The World that Never Was: A True Story of Dreamers, Schemers, Anarchists, and Secret Agents by the English writer Alex Butterworth is reviewed by the Yanqui scribbler Matthew Price here. “For all the mayhem — alleged and actual — of the anarchists, they existed on the fringe. They experienced very little of what it was actually like to rule.” Which is kinda, like, the point.
Yanqui crackademic Arthur Versluis asks have we witnessed the death of the Left?. He’s a bit of a dumbass, but it’s sometimes useful, and often amusing, to keep an eye on what ‘conservatives’ understand to be their opposition.
Versluis makes reference to the IWA in his essay; of similar vintage is the Pittsburgh Proclamation, adopted by the Founding Congress of the American Federation of the International Working People’s Association on October 14, 1883.
The Canadian ‘New Socialist Group’ has produced another short essay on the subject of ‘Anarchism versus Marxism Today’. The NSG was formerly a member of the iSt, and continues to espouse a ‘socialism from below’.
See also : Leninist critiques of anarchism (March 25, 2010).
I thought I already done linked to this before, but obviously not: History and Actuality of Anarcha-feminism: lessons from Spain (Marta Iniguez de Heredia, Lilith, No.16, 2007).
The figure of Nestor Makhno (1888–1934) continues to generate disco among historians of early twentieth-century Russia and Ukraine.
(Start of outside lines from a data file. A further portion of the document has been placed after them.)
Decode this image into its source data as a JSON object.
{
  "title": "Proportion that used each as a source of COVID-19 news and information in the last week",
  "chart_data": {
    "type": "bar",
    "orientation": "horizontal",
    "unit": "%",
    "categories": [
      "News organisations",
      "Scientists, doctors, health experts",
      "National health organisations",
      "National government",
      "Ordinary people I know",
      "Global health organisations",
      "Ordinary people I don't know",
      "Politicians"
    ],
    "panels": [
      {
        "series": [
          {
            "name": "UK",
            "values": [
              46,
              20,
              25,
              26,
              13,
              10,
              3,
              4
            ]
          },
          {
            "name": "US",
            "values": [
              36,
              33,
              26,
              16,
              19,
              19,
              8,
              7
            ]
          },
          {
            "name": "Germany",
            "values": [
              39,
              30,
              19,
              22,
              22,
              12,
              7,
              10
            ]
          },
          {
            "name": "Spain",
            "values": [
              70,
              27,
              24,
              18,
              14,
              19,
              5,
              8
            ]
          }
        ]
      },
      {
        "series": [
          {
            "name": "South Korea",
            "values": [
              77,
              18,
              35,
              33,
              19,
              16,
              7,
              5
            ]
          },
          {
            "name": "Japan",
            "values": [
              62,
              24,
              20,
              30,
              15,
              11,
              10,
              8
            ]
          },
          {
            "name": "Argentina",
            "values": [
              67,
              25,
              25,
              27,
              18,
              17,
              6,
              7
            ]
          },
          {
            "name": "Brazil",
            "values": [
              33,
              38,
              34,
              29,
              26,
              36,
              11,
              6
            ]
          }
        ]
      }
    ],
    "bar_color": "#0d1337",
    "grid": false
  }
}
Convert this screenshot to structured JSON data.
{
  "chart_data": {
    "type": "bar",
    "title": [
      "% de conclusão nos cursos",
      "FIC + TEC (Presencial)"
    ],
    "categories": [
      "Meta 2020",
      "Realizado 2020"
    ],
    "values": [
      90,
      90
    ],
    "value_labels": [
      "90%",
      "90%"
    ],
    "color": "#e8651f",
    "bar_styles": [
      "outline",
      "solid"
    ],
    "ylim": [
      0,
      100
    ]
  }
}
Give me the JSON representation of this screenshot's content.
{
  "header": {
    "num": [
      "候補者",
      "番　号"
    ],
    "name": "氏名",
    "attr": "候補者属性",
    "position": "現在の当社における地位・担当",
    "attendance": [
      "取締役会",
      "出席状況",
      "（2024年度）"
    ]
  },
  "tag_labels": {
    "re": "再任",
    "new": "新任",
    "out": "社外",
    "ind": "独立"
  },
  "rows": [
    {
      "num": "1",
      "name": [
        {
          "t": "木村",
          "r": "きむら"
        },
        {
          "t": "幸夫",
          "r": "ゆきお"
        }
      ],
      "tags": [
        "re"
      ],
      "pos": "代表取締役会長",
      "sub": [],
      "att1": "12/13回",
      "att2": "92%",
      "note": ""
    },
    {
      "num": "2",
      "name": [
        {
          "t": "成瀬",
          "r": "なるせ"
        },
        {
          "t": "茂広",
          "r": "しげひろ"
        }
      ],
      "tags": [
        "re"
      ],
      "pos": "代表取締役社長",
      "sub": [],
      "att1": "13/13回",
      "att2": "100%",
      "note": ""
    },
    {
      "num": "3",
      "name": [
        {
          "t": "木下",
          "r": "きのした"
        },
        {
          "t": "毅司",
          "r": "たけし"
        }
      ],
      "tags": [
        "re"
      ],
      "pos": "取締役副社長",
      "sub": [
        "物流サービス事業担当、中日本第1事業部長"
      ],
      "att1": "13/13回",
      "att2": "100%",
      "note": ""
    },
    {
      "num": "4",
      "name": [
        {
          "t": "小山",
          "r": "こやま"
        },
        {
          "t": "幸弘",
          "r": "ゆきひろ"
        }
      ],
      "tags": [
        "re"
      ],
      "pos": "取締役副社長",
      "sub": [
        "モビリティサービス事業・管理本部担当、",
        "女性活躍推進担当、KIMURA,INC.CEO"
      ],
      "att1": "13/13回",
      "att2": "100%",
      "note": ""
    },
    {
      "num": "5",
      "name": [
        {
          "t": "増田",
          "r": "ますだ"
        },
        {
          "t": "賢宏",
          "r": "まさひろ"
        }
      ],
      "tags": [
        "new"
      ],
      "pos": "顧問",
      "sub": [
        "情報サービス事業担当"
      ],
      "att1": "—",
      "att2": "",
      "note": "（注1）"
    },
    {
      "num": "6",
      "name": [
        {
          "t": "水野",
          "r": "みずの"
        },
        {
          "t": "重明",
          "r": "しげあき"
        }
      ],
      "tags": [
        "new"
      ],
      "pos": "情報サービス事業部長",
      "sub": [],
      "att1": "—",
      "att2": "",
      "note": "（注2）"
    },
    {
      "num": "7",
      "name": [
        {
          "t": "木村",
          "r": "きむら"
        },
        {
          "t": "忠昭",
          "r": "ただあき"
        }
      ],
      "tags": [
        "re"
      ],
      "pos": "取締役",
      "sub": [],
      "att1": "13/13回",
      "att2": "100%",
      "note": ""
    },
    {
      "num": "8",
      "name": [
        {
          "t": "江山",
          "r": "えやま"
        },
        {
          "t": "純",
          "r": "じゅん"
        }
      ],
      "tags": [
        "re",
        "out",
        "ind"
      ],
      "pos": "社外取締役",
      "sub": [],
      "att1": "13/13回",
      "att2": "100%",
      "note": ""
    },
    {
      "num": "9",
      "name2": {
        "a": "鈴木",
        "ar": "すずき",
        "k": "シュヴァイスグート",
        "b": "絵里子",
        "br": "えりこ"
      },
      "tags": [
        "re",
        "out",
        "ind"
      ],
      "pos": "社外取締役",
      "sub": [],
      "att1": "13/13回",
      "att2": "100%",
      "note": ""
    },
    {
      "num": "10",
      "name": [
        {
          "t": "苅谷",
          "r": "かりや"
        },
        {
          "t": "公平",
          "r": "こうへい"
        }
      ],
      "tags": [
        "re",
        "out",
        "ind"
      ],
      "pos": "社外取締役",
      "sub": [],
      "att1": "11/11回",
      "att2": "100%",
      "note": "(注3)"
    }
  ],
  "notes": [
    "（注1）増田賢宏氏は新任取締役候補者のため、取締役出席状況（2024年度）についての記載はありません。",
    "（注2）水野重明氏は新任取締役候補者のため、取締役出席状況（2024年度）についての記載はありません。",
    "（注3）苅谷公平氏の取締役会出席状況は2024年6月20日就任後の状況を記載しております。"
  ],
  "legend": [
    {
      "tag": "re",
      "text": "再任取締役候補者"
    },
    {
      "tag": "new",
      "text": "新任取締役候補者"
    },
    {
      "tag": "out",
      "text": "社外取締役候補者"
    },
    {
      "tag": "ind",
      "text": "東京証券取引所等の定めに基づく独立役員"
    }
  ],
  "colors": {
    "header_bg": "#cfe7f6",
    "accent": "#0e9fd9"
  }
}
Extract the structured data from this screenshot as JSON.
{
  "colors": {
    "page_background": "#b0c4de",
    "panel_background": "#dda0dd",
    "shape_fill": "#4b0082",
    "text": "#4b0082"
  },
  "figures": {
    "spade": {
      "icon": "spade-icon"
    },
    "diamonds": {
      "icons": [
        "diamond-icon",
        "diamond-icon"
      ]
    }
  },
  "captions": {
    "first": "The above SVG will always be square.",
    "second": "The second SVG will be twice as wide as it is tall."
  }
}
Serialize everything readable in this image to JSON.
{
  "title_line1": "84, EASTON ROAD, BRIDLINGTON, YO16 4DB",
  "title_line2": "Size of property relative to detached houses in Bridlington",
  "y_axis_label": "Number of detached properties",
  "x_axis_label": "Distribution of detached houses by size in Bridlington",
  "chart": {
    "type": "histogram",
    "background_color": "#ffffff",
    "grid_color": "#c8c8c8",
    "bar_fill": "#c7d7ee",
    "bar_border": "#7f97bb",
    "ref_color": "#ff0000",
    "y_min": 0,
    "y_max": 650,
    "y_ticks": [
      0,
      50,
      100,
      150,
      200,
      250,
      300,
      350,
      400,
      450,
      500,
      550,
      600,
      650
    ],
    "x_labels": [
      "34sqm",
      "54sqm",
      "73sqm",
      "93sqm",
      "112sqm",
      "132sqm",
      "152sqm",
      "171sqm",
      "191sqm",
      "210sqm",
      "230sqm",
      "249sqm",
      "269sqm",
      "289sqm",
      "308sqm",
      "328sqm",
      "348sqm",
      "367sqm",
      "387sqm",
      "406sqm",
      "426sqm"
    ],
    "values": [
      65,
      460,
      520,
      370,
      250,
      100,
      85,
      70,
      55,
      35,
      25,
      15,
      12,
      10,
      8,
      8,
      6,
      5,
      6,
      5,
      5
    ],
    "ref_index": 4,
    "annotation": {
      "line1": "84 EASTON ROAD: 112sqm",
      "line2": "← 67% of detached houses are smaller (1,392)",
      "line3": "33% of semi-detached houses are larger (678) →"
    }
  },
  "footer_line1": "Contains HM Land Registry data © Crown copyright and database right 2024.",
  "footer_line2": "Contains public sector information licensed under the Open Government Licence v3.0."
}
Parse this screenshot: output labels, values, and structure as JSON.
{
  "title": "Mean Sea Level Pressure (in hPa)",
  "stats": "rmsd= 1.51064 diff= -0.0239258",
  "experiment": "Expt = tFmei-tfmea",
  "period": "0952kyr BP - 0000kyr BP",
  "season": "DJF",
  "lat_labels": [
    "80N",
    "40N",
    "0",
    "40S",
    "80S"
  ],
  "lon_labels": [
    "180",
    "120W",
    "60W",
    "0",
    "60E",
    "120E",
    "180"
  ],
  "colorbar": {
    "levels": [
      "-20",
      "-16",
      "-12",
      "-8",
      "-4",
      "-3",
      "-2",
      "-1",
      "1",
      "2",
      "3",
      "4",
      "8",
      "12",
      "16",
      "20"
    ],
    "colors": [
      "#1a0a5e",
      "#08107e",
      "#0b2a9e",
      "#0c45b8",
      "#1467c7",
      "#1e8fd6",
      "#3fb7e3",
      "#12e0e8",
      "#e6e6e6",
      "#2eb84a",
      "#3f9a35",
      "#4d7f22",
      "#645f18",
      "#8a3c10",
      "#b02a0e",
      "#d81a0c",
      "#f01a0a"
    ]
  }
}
A recent essay by Volodymyr Horak compares the mob Makhno assembled beneath the black flag of anarchy with that gathered around the blue and yellow flag of Petliura’s nationalists.
Otherwise, and as ever, Poumista continues to kick historical butt.
See also : The Russian Revolution in the Ukraine (March 1917 – April 1918) by Nestor Makhno (Foreword by Daniel Guerin / Introduction by Alfredo M. Bonanno / Translated by Paul Sharkey). Speaking of which…
Digital Elephant is an excellent resource, containing online versions of the many and varied and highly subversive texts Elephant Editions has published over the last 30 years or so.
Peter Gelderloos complains What’s Missing is Solidarity: The Decline of Resistance from the Red Scare to the War on Terror (Counterpunch, August 23, 2010). I suggest he looks under the kitchen sink.
Blaggers ITA. Not anarchist, but apropos.